Cuba Worries Washington.

New York Times 100 years ago today, November 3, 1912:
Transports Ordered to be Ready to Send Troops if Disorders Occur.
Special to The New York Times.
    WASHINGTON, Nov. 2.— The result of the elections in Cuba has caused some worry here as to events that may follow before the inauguration of the President-elect on May 20, 1913. There are several phases of the campaign calculated to give cause for anxiety in the United States. It is not believed here that the Liberals will accept defeat with patriotic resignation, and those who know Alfredo Zayas, the Liberal candidate, say that he and his supporters will stubbornly contest the figures wherever there is any doubt as to the count.
    It is predicted here in some quarters that the situation likely to follow the elections of yesterday may compel the United States to intervene again in order to restore order. It was said there was nothing to choose between the Liberals and the Conservatives. The struggle, according to this view, is one of personalities, and is likely to be bitter and pro-longed.
    The army general staff has already ordered four transports in reserve at Newport News to be prepared within four days for instant readiness to carry 2,800 troops to Cuba. This is one of several steps being taken should disorder arise in Cuba demanding intervention. The transports are estimated to convey three regiments, 'and it is believed the soldiers could be landed in Cuba within nine days after an order for their dispatch. The three regiments already designated, and forming part of the so-called "expeditionary force" of 5,000 men, are all in the Eastern Division, and mostly in the Department of the Gulf. They have also received preparatory orders, and the men are packed up and "sleeping on their arms."
    There is a feeling in Cuba that the election law, which is a carefully prepared statute, was violated by the use of troops at the polls in Havana and other cities. This has never been done before in general elections, although elections have taken place when United States troops were present.
    The Cuban election law forbids the presence of troops at polling places or within a distance of twenty-five meters of the ballot boxes.
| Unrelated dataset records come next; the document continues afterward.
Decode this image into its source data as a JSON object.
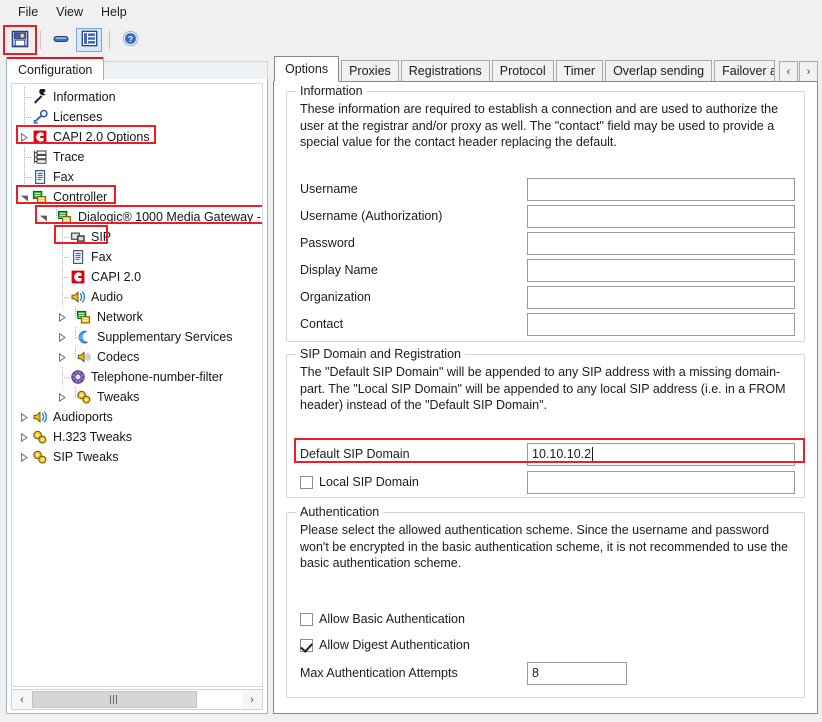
{
  "window": {
    "accent_red": "#ee1c24",
    "tab_border": "#888888"
  },
  "menubar": {
    "items": [
      {
        "label": "File",
        "name": "menu-file"
      },
      {
        "label": "View",
        "name": "menu-view"
      },
      {
        "label": "Help",
        "name": "menu-help"
      }
    ]
  },
  "toolbar": {
    "buttons": [
      {
        "label": "Save",
        "icon": "save-floppy-icon",
        "highlighted": true,
        "selected": false
      },
      {
        "label": "Collapse",
        "icon": "minimize-bar-icon",
        "highlighted": false,
        "selected": false
      },
      {
        "label": "Show Tree",
        "icon": "tree-list-icon",
        "highlighted": false,
        "selected": true
      },
      {
        "label": "Help",
        "icon": "help-question-icon",
        "highlighted": false,
        "selected": false
      }
    ]
  },
  "left_pane": {
    "tab_label": "Configuration",
    "scrollbar": {
      "left_arrow": "‹",
      "right_arrow": "›"
    },
    "tree": [
      {
        "label": "Information",
        "icon": "wrench-icon",
        "depth": 1,
        "expander": "none",
        "guide": "elbowmid",
        "highlight": false
      },
      {
        "label": "Licenses",
        "icon": "key-icon",
        "depth": 1,
        "expander": "none",
        "guide": "elbowmid",
        "highlight": false
      },
      {
        "label": "CAPI 2.0 Options",
        "icon": "capi-c-icon",
        "depth": 1,
        "expander": "collapsed",
        "guide": "none",
        "highlight": true
      },
      {
        "label": "Trace",
        "icon": "trace-list-icon",
        "depth": 1,
        "expander": "none",
        "guide": "elbowmid",
        "highlight": false
      },
      {
        "label": "Fax",
        "icon": "fax-doc-icon",
        "depth": 1,
        "expander": "none",
        "guide": "elbowmid",
        "highlight": false
      },
      {
        "label": "Controller",
        "icon": "controller-icon",
        "depth": 1,
        "expander": "expanded",
        "guide": "none",
        "highlight": true
      },
      {
        "label": "Dialogic® 1000 Media Gateway -",
        "icon": "controller-icon",
        "depth": 2,
        "expander": "expanded",
        "guide": "dotv",
        "highlight": true
      },
      {
        "label": "SIP",
        "icon": "sip-device-icon",
        "depth": 3,
        "expander": "none",
        "guide": "elbowmid",
        "highlight": true
      },
      {
        "label": "Fax",
        "icon": "fax-doc-icon",
        "depth": 3,
        "expander": "none",
        "guide": "elbowmid",
        "highlight": false
      },
      {
        "label": "CAPI 2.0",
        "icon": "capi-c-icon",
        "depth": 3,
        "expander": "none",
        "guide": "elbowmid",
        "highlight": false
      },
      {
        "label": "Audio",
        "icon": "audio-speaker-icon",
        "depth": 3,
        "expander": "none",
        "guide": "elbowmid",
        "highlight": false
      },
      {
        "label": "Network",
        "icon": "controller-icon",
        "depth": 3,
        "expander": "collapsed",
        "guide": "dotv",
        "highlight": false
      },
      {
        "label": "Supplementary Services",
        "icon": "moon-icon",
        "depth": 3,
        "expander": "collapsed",
        "guide": "dotv",
        "highlight": false
      },
      {
        "label": "Codecs",
        "icon": "codec-speaker-icon",
        "depth": 3,
        "expander": "collapsed",
        "guide": "dotv",
        "highlight": false
      },
      {
        "label": "Telephone-number-filter",
        "icon": "filter-wheel-icon",
        "depth": 3,
        "expander": "none",
        "guide": "elbowmid",
        "highlight": false
      },
      {
        "label": "Tweaks",
        "icon": "gears-icon",
        "depth": 3,
        "expander": "collapsed",
        "guide": "dotv",
        "highlight": false
      },
      {
        "label": "Audioports",
        "icon": "audio-speaker-icon",
        "depth": 1,
        "expander": "collapsed",
        "guide": "none",
        "highlight": false
      },
      {
        "label": "H.323 Tweaks",
        "icon": "gears-icon",
        "depth": 1,
        "expander": "collapsed",
        "guide": "none",
        "highlight": false
      },
      {
        "label": "SIP Tweaks",
        "icon": "gears-icon",
        "depth": 1,
        "expander": "collapsed",
        "guide": "none",
        "highlight": false
      }
    ]
  },
  "right_pane": {
    "tabs": [
      {
        "label": "Options",
        "active": true,
        "clipped": false
      },
      {
        "label": "Proxies",
        "active": false,
        "clipped": false
      },
      {
        "label": "Registrations",
        "active": false,
        "clipped": false
      },
      {
        "label": "Protocol",
        "active": false,
        "clipped": false
      },
      {
        "label": "Timer",
        "active": false,
        "clipped": false
      },
      {
        "label": "Overlap sending",
        "active": false,
        "clipped": false
      },
      {
        "label": "Failover and Ov",
        "active": false,
        "clipped": true
      }
    ],
    "tab_scroll": {
      "prev": "‹",
      "next": "›"
    },
    "information": {
      "title": "Information",
      "description": "These information are required to establish a connection and are used to authorize the user at the registrar and/or proxy as well. The \"contact\" field may be used to provide a special value for the contact header replacing the default.",
      "fields": [
        {
          "label": "Username",
          "value": "",
          "name": "username-field"
        },
        {
          "label": "Username (Authorization)",
          "value": "",
          "name": "username-authorization-field"
        },
        {
          "label": "Password",
          "value": "",
          "name": "password-field"
        },
        {
          "label": "Display Name",
          "value": "",
          "name": "display-name-field"
        },
        {
          "label": "Organization",
          "value": "",
          "name": "organization-field"
        },
        {
          "label": "Contact",
          "value": "",
          "name": "contact-field"
        }
      ]
    },
    "sip_domain": {
      "title": "SIP Domain and Registration",
      "description": "The \"Default SIP Domain\" will be appended to any SIP address with a missing domain-part. The \"Local SIP Domain\" will be appended to any local SIP address (i.e. in a FROM header) instead of the \"Default SIP Domain\".",
      "default_sip_domain": {
        "label": "Default SIP Domain",
        "value": "10.10.10.2",
        "highlighted": true,
        "focused": true
      },
      "local_sip_domain": {
        "label": "Local SIP Domain",
        "value": "",
        "checked": false
      }
    },
    "authentication": {
      "title": "Authentication",
      "description": "Please select the allowed authentication scheme. Since the username and password won't be encrypted in the basic authentication scheme, it is not recommended to use the basic authentication scheme.",
      "allow_basic": {
        "label": "Allow Basic Authentication",
        "checked": false
      },
      "allow_digest": {
        "label": "Allow Digest Authentication",
        "checked": true
      },
      "max_attempts": {
        "label": "Max Authentication Attempts",
        "value": "8"
      }
    }
  }
}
Yesterday the voter was told to move on when he had deposited his ballot. The machinery for trying contests on appeal from the count by the electoral boards is elaborate and well ordered by the law, which was the handiwork of Gen. E. H. Crowder, now Judge Advocate General of the United States Army, and one of the ablest military lawyers in this country.
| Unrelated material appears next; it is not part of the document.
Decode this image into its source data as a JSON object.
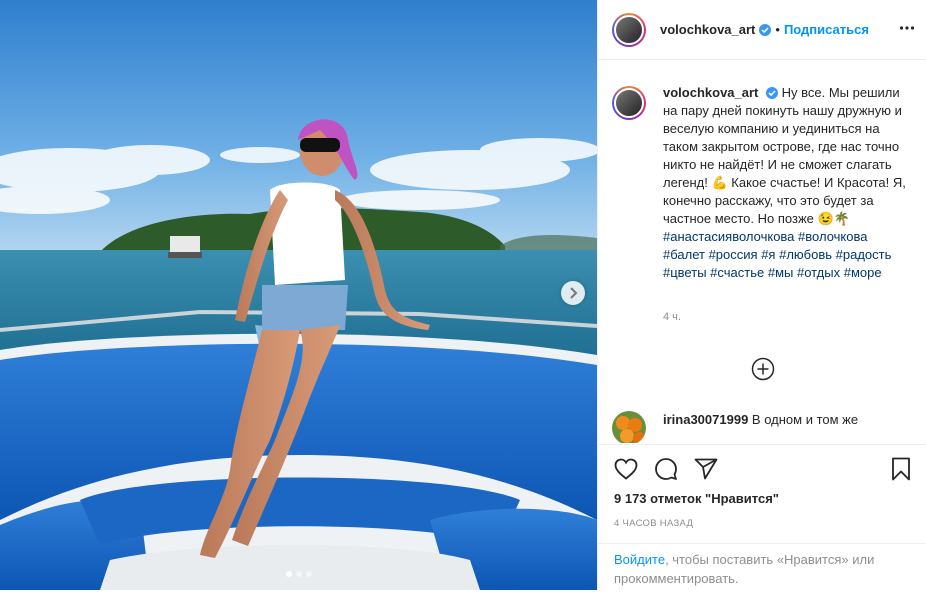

    It is expected that for a month or more now there will be trials before the central electoral boards and the courts of appeal in the provinces, and the general court of appeals, before the final result is known.
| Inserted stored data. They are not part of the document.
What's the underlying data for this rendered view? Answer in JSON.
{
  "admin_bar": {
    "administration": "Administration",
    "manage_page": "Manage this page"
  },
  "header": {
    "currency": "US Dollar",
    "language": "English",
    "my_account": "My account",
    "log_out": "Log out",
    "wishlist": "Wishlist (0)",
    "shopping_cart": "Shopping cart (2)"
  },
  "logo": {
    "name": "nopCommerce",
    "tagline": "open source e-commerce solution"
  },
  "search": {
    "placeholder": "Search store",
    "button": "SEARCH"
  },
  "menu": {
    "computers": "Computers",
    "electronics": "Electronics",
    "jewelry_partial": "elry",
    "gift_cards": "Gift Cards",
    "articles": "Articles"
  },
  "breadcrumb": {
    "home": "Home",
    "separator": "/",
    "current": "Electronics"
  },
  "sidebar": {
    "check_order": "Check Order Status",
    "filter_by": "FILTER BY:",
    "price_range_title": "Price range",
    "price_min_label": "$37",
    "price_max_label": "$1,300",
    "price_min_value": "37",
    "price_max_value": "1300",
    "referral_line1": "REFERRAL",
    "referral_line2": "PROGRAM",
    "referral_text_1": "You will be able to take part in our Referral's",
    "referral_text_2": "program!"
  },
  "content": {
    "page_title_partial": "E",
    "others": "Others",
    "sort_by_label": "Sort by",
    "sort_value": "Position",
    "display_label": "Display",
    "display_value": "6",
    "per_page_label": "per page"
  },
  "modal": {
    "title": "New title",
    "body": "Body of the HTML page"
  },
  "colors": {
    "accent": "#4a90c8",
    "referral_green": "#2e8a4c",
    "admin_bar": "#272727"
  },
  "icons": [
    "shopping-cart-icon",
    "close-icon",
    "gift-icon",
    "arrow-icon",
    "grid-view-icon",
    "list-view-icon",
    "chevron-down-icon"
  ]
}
    The meagre returns received here indicate the election of Mario Menocal, the Conservative candidate, who has the moral support of the Taft Administration. He is a man of business attainments, the manager of the Chapparral sugar estate, the largest on the island, and was regarded as the ideal candidate of all the great business interests in Cuba. Gen. Menocal was graduated at Cornell.
    Zayas has for years been ambitious to be President. The apparent desire of President Gomez to obtain another term for himself delayed and irritated Zayas and his party in their efforts to win the prize. Opinion in Washington is that they will charge fraud and make a struggle to prevent the inauguration of Menocal.